First True Binary Search

Find the first position where a monotone predicate becomes true.

First True Binary Search

First true binary search finds the first index where a monotone Boolean predicate becomes true. It generalizes lower bound from array values to any ordered search space.

The predicate must have the form:

$$ false, false, false, true, true, true $$

Once the predicate becomes true, it must remain true.

Problem

Given indices from $0$ to $n - 1$ and a predicate $P(i)$, find the smallest index $i$ such that

$$ P(i) = true $$

If no such index exists, return $n$.

Key Idea

Maintain a half-open interval $[l, r)$ that contains the first true position. At each step, test the midpoint.

If $P(m)$ is true, the answer is at $m$ or to its left. Otherwise, the answer is to the right.

Algorithm

first_true(n, P):
    l = 0
    r = n

    while l < r:
        m = l + (r - l) // 2

        if P(m):
            r = m
        else:
            l = m + 1

    return l

Example

Let the predicate values be:

index 0 1 2 3 4 5
P(i) false false false true true true

The first true index is $3$.

Relation to Lower Bound

Lower bound is a special case where

$$ P(i) \equiv A[i] \ge x $$

So:

lower_bound(A, x):
    return first_true(length(A), lambda i: A[i] >= x)

Correctness

The invariant is:

  • The answer is always inside $[l, r)$

When $P(m)$ is true, no index greater than $m$ is needed to find the first true position, so the right boundary moves to $m$.

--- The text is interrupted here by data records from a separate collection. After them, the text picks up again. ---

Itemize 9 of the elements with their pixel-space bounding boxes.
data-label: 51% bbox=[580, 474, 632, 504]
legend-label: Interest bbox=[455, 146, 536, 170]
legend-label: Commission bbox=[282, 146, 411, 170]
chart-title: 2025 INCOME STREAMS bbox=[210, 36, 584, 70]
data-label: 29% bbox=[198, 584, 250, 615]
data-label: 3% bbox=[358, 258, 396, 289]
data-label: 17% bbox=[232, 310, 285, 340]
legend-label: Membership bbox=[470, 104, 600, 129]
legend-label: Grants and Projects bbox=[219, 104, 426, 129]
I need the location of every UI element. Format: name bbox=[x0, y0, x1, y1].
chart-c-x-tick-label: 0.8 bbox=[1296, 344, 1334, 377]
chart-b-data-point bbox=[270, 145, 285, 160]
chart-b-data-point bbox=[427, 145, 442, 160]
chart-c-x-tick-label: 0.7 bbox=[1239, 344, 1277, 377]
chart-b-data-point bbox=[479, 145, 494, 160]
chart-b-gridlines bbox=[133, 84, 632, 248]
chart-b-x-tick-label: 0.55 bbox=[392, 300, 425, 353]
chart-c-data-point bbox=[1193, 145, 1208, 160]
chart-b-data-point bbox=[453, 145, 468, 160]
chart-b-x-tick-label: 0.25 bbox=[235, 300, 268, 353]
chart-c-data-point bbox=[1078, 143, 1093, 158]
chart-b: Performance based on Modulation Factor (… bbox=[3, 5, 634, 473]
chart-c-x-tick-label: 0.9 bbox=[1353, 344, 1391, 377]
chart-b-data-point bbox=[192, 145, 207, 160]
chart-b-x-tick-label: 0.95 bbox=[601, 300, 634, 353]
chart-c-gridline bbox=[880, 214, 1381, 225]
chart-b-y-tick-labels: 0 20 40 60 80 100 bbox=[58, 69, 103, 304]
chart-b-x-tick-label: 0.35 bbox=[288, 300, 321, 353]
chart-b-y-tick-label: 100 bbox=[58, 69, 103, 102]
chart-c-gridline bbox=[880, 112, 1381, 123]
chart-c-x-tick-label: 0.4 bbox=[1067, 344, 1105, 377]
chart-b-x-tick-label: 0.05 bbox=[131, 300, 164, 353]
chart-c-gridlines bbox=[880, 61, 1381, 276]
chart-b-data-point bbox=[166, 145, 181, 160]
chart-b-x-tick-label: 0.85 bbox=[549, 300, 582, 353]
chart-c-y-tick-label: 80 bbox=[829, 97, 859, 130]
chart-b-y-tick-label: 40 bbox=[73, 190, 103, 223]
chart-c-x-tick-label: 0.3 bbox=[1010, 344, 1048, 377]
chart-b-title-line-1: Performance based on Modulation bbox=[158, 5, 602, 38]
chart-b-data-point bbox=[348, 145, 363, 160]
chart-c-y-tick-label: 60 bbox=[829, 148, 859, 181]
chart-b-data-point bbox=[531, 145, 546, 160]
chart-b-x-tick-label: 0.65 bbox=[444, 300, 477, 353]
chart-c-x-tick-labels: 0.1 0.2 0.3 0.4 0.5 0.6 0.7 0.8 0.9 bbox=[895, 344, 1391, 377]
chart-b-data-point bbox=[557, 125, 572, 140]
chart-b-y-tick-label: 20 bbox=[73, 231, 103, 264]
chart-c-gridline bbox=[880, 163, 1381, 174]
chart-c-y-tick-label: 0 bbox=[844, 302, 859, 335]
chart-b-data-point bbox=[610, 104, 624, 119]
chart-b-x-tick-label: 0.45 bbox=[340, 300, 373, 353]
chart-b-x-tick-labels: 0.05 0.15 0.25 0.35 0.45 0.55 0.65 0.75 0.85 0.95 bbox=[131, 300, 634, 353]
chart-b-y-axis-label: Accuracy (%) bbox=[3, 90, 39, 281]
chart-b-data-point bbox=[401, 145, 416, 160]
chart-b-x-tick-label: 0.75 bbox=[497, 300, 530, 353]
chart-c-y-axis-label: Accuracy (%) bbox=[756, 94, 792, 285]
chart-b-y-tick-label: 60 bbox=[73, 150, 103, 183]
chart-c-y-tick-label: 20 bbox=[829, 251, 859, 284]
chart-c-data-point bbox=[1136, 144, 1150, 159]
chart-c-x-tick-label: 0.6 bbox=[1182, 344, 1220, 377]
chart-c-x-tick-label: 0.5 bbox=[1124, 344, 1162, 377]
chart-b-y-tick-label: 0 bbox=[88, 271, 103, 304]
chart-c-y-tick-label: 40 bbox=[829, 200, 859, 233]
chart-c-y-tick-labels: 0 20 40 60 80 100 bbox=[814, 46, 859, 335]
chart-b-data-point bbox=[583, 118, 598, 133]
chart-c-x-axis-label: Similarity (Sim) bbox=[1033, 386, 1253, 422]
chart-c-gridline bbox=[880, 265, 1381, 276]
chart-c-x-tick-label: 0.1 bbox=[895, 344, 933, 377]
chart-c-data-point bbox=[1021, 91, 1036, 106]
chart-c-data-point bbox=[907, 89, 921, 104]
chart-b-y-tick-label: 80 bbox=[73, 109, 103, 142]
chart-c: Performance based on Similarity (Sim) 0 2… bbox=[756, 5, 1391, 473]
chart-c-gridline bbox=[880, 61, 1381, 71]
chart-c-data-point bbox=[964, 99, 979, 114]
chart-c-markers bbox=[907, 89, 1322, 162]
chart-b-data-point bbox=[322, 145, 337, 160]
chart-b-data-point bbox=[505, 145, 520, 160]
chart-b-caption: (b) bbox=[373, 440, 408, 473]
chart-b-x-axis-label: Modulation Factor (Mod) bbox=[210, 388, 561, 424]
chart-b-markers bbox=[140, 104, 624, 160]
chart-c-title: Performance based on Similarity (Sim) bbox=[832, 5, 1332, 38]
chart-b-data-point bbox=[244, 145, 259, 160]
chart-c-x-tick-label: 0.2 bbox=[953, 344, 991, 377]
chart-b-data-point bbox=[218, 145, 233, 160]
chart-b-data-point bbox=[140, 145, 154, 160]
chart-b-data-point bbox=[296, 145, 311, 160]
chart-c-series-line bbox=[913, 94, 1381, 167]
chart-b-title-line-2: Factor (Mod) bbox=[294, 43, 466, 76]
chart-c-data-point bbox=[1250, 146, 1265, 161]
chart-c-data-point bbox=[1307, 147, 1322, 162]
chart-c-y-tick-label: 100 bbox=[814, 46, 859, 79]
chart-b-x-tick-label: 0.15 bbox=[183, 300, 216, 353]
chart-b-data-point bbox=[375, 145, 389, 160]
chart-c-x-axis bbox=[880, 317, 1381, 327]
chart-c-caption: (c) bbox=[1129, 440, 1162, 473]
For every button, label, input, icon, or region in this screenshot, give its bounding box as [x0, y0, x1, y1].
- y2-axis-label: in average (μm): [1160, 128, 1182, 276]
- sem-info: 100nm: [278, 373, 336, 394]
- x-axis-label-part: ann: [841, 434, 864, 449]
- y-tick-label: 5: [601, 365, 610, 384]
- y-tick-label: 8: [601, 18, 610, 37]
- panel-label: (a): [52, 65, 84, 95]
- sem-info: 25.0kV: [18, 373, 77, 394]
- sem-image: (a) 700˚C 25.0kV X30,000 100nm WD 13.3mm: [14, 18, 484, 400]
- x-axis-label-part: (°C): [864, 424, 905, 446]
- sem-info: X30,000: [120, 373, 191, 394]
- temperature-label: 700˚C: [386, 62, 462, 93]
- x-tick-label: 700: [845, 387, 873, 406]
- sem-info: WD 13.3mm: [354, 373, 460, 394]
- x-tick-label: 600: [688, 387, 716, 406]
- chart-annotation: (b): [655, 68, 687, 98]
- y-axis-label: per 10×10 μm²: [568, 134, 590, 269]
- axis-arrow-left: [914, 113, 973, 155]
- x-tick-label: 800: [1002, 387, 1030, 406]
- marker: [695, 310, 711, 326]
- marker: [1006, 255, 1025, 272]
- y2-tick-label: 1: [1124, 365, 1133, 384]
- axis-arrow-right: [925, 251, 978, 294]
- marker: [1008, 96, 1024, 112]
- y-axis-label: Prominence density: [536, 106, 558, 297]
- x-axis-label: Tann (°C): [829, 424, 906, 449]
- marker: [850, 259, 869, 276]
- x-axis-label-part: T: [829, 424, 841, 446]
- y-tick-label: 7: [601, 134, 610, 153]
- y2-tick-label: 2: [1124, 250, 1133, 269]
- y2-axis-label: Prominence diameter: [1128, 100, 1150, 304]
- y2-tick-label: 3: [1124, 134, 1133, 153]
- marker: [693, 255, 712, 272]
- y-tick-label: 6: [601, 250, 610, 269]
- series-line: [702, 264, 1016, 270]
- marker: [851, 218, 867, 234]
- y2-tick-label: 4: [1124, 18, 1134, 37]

When $P(m)$ is false, monotonicity implies that every index $\le m$ is false, so the left boundary moves to $m + 1$.

When the interval is empty, $l = r$, and that position is the first true index or $n$ if none exists.

Complexity

cost value
predicate evaluations $O(\log n)$
time $O(\log n \cdot T_P)$
space $O(1)$

Here $T_P$ is the cost of evaluating the predicate.

Use Cases

  • Lower bound in sorted arrays
  • Minimum feasible value
  • First failing test
  • First time a threshold is reached
  • First day when a condition holds

Implementation

def first_true(n, pred):
    l, r = 0, n
    while l < r:
        m = l + (r - l) // 2
        if pred(m):
            r = m
        else:
            l = m + 1
    return l
func FirstTrue(n int, pred func(int) bool) int {
    l, r := 0, n
    for l < r {
        m := l + (r-l)/2
        if pred(m) {
            r = m
        } else {
            l = m + 1
        }
    }
    return l
}